Not a big meat eater but sometimes I like filet mignon or New York strip - medium


----------



## CrackerJack (Dec 10, 2019)

Mrs. Robinson said:


> I just buy this. Haven`t ever tried to make it from scratch....View attachment 84191


Will see if I can get this in a supermarket.I reside in the UK England and hope Knorr have this sauce available. Will get onto their customer service if I cant find it. Many thanks ☺


----------



## Lakeland living (Dec 10, 2019)

RIb eye for me, maybe some onions or mushrooms. Just a hint of salt, bad for the health.
Rare of course. A rare treat...


----------



## RadishRose (Dec 10, 2019)

CrackerJack said:


> Will see if I can get this in a supermarket.I reside in the UK England and hope Knorr have this sauce available. Will get onto their customer service if I cant find it. Many thanks ☺


The package is not the same thing. However, it is ok and you do get that tarragon flavor.


----------



## CrackerJack (Dec 10, 2019)

RadishRose said:


> The package is not the same thing. However, it is ok and you do get that tarragon flavor.


I find that some pre-packed sauce mixes never taste the same as home made so I rarely buy them.
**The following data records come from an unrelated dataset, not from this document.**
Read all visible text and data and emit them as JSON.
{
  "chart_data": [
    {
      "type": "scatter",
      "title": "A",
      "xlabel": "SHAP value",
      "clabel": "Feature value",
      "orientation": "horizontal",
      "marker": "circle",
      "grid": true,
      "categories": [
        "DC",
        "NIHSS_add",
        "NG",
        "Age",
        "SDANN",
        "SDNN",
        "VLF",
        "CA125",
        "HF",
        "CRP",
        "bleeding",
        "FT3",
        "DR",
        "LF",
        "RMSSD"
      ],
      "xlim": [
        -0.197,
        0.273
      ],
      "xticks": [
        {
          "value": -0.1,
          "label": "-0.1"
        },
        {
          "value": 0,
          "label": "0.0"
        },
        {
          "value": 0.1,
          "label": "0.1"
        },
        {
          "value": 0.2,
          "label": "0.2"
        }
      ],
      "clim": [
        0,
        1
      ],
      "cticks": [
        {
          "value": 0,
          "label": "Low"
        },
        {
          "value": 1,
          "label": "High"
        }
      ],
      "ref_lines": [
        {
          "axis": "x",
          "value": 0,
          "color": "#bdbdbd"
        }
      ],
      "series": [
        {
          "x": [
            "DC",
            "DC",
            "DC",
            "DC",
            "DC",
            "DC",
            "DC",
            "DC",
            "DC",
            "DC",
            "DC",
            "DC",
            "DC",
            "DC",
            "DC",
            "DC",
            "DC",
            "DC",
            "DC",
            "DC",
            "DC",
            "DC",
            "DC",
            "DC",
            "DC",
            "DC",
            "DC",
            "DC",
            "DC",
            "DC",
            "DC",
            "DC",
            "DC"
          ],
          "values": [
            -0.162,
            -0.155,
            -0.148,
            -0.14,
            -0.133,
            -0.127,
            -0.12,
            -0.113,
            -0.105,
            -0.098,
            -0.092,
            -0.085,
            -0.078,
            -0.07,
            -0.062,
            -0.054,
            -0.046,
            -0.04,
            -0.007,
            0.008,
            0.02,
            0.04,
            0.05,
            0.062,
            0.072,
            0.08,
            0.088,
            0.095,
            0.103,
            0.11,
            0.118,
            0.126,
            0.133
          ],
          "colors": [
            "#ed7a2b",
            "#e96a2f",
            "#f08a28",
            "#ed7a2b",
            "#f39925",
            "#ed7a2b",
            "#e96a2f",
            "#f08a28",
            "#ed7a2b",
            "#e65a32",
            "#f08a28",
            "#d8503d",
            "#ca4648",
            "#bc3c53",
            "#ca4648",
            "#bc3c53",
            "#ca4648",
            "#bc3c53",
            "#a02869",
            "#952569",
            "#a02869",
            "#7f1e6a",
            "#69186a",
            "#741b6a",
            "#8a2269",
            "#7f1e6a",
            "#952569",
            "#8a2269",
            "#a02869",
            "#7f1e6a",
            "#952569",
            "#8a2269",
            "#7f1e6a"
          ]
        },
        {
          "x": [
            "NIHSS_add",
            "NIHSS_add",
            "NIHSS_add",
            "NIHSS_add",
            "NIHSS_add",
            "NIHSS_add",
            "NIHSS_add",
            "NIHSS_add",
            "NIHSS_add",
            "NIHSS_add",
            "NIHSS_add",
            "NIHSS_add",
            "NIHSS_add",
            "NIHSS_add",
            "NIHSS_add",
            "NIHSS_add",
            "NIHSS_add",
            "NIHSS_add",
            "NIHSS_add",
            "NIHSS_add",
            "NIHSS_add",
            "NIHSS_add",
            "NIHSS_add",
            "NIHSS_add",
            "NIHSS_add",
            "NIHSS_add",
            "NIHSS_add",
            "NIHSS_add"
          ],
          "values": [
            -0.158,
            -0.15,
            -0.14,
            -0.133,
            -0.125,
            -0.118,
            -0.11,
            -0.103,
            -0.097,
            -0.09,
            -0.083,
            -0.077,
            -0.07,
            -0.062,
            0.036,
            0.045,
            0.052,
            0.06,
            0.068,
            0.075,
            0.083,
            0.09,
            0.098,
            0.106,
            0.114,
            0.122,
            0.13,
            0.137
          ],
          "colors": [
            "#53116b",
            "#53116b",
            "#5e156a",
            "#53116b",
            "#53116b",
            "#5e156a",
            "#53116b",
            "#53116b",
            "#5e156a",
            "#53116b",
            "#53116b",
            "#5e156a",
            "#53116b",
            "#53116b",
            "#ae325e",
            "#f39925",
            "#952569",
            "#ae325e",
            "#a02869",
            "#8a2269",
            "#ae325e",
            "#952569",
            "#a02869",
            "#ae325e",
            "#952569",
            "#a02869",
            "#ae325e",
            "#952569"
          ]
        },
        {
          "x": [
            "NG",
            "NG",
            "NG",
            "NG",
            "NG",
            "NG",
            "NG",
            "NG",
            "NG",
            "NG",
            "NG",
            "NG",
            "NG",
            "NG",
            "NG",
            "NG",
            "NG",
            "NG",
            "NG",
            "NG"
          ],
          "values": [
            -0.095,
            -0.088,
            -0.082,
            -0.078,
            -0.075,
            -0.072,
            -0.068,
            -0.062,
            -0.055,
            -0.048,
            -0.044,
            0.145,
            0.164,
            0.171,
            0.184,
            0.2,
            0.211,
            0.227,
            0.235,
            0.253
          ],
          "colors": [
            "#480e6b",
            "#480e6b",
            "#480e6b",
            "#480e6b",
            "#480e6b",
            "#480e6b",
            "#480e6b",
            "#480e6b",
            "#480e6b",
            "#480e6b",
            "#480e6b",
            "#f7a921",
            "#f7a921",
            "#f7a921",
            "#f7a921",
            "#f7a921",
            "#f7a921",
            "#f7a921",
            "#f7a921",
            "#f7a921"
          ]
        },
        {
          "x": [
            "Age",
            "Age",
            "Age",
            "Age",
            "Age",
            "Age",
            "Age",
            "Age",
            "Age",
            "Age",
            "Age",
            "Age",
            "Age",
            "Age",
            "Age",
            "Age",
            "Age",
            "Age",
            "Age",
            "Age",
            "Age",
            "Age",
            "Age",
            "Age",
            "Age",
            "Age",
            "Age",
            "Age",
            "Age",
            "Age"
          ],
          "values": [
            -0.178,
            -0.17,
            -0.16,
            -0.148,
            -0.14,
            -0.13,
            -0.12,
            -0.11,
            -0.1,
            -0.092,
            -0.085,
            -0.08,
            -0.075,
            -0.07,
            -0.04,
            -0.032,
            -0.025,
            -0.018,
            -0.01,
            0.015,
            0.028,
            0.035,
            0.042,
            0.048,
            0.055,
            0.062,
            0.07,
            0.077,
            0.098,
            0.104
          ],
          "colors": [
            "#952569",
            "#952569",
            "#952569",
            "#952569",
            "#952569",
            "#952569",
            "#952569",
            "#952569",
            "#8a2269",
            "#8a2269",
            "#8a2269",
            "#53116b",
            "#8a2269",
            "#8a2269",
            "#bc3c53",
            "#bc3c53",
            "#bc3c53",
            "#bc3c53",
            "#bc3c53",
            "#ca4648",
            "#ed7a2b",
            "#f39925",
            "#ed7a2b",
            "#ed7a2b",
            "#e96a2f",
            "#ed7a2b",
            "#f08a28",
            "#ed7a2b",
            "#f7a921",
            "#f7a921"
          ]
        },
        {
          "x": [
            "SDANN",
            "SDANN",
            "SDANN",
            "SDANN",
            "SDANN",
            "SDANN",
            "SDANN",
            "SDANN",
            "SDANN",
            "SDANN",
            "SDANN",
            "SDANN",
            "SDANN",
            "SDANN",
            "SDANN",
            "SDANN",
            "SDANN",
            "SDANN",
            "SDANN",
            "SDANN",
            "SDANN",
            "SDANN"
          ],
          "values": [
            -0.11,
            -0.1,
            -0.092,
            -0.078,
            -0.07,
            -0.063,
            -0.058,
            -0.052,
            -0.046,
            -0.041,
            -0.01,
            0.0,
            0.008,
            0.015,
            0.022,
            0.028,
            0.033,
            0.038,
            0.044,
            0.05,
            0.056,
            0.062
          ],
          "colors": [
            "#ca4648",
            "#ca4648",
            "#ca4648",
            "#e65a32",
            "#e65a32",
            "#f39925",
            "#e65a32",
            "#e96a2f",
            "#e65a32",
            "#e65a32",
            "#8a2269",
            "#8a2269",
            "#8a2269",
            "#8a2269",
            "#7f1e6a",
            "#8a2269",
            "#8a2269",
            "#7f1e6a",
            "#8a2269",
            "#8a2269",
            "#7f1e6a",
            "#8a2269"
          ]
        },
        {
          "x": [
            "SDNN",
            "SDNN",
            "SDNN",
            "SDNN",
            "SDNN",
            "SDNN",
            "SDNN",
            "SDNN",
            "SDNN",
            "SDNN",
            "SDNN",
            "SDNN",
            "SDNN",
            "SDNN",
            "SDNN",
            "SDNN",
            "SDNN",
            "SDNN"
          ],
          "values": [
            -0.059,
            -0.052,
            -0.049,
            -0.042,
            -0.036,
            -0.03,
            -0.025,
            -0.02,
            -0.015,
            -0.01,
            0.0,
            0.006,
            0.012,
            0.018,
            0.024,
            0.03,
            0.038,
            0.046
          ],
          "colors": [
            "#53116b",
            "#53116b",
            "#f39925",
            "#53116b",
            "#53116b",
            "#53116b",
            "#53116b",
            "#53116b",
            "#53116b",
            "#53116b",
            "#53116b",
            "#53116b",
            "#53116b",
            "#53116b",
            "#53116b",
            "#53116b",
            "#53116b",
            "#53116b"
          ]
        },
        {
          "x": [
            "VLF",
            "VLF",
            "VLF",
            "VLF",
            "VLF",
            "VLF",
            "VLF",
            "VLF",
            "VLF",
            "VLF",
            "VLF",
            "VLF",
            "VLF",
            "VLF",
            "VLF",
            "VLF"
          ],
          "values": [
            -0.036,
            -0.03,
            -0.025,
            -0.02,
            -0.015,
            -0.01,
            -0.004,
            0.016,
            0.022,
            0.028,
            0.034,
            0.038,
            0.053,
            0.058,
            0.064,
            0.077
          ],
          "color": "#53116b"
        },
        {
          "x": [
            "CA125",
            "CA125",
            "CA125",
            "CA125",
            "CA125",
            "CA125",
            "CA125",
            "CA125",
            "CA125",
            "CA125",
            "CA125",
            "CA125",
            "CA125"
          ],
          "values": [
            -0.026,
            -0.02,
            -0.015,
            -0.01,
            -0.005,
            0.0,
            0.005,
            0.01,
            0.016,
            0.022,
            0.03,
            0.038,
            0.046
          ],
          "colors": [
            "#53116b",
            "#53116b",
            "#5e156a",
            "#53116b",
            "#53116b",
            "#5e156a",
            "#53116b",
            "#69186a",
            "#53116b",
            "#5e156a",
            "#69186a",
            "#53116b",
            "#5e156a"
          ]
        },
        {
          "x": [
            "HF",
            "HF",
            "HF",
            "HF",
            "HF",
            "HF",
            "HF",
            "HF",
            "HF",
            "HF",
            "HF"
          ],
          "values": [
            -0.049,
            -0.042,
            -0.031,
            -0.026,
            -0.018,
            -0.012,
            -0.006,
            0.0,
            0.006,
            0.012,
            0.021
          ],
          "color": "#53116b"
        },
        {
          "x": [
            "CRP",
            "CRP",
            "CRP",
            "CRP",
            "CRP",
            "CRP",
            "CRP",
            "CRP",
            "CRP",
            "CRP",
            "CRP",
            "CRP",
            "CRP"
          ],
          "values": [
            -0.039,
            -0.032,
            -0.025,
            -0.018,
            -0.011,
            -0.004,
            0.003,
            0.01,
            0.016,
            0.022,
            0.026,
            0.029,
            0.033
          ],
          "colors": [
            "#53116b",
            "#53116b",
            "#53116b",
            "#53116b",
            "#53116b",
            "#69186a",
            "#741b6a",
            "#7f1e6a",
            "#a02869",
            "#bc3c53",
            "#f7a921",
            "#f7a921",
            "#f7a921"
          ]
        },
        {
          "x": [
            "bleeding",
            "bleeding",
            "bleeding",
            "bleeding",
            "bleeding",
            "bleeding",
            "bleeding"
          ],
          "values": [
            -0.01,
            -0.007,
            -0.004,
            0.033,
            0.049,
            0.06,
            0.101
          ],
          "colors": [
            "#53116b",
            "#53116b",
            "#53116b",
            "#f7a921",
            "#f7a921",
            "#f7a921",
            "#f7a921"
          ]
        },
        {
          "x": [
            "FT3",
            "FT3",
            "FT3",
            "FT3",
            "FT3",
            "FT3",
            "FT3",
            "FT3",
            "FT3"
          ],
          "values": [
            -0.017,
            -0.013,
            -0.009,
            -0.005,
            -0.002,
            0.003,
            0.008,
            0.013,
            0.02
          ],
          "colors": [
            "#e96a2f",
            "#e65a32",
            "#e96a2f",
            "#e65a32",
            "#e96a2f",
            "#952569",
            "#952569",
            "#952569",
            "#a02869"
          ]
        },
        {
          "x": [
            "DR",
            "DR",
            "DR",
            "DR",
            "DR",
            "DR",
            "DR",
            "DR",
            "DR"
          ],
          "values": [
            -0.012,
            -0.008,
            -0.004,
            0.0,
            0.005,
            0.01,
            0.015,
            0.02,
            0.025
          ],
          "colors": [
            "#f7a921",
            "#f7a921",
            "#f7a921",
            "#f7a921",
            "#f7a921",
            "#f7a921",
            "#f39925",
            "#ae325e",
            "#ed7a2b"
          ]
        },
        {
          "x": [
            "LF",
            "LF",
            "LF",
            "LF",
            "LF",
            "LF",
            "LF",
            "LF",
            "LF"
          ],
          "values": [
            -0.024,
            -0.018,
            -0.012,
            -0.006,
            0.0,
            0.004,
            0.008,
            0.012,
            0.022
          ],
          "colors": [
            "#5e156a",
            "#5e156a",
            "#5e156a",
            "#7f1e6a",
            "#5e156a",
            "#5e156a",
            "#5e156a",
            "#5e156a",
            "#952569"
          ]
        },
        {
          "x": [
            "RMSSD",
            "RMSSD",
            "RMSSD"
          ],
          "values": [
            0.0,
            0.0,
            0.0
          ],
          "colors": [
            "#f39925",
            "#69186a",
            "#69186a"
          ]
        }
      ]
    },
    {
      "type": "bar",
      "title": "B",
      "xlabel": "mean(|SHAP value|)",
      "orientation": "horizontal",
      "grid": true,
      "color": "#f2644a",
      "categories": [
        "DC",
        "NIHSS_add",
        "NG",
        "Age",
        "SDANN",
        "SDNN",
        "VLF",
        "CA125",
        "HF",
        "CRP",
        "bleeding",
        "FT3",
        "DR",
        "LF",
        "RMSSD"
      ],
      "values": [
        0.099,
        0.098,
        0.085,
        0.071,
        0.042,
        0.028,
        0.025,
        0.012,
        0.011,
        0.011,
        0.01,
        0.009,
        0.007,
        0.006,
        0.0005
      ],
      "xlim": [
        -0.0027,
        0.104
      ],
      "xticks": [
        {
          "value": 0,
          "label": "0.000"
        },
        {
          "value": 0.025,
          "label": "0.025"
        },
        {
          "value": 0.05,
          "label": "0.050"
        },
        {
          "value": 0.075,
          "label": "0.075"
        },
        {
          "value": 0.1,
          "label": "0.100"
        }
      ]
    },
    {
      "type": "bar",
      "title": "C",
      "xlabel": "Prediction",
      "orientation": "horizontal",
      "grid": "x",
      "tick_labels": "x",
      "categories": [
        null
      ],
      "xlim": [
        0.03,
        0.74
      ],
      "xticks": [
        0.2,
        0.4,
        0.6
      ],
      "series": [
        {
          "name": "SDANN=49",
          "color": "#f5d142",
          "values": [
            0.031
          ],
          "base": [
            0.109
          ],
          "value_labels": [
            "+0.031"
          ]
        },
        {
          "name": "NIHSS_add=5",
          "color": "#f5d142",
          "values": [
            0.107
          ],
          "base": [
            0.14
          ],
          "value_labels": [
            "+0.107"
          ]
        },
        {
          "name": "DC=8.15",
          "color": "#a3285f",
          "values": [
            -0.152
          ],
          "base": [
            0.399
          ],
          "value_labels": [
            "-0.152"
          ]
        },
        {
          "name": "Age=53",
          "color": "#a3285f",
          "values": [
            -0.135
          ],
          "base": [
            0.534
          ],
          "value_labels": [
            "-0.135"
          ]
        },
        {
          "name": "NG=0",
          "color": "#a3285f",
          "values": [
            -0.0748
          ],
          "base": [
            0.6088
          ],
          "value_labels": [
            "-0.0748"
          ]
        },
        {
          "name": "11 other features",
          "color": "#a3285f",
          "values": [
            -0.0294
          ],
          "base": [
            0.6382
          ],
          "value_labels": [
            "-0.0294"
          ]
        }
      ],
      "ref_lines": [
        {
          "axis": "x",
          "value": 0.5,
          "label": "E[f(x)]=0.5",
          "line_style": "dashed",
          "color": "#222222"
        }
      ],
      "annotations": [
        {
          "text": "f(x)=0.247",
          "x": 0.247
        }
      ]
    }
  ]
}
Knorr ones are okay depending which one you buy.


----------



## Capt Lightning (Dec 11, 2019)

I don't eat a lot of beef since we started to help raise  pigs and sheep, but I do like a nice Rib Roast  or Sirloin steak as a treat.  We do use some of the cheaper cuts for casseroles etc..  Shin (Skink as it's known locally) is great when cooked slowly in a broth.


----------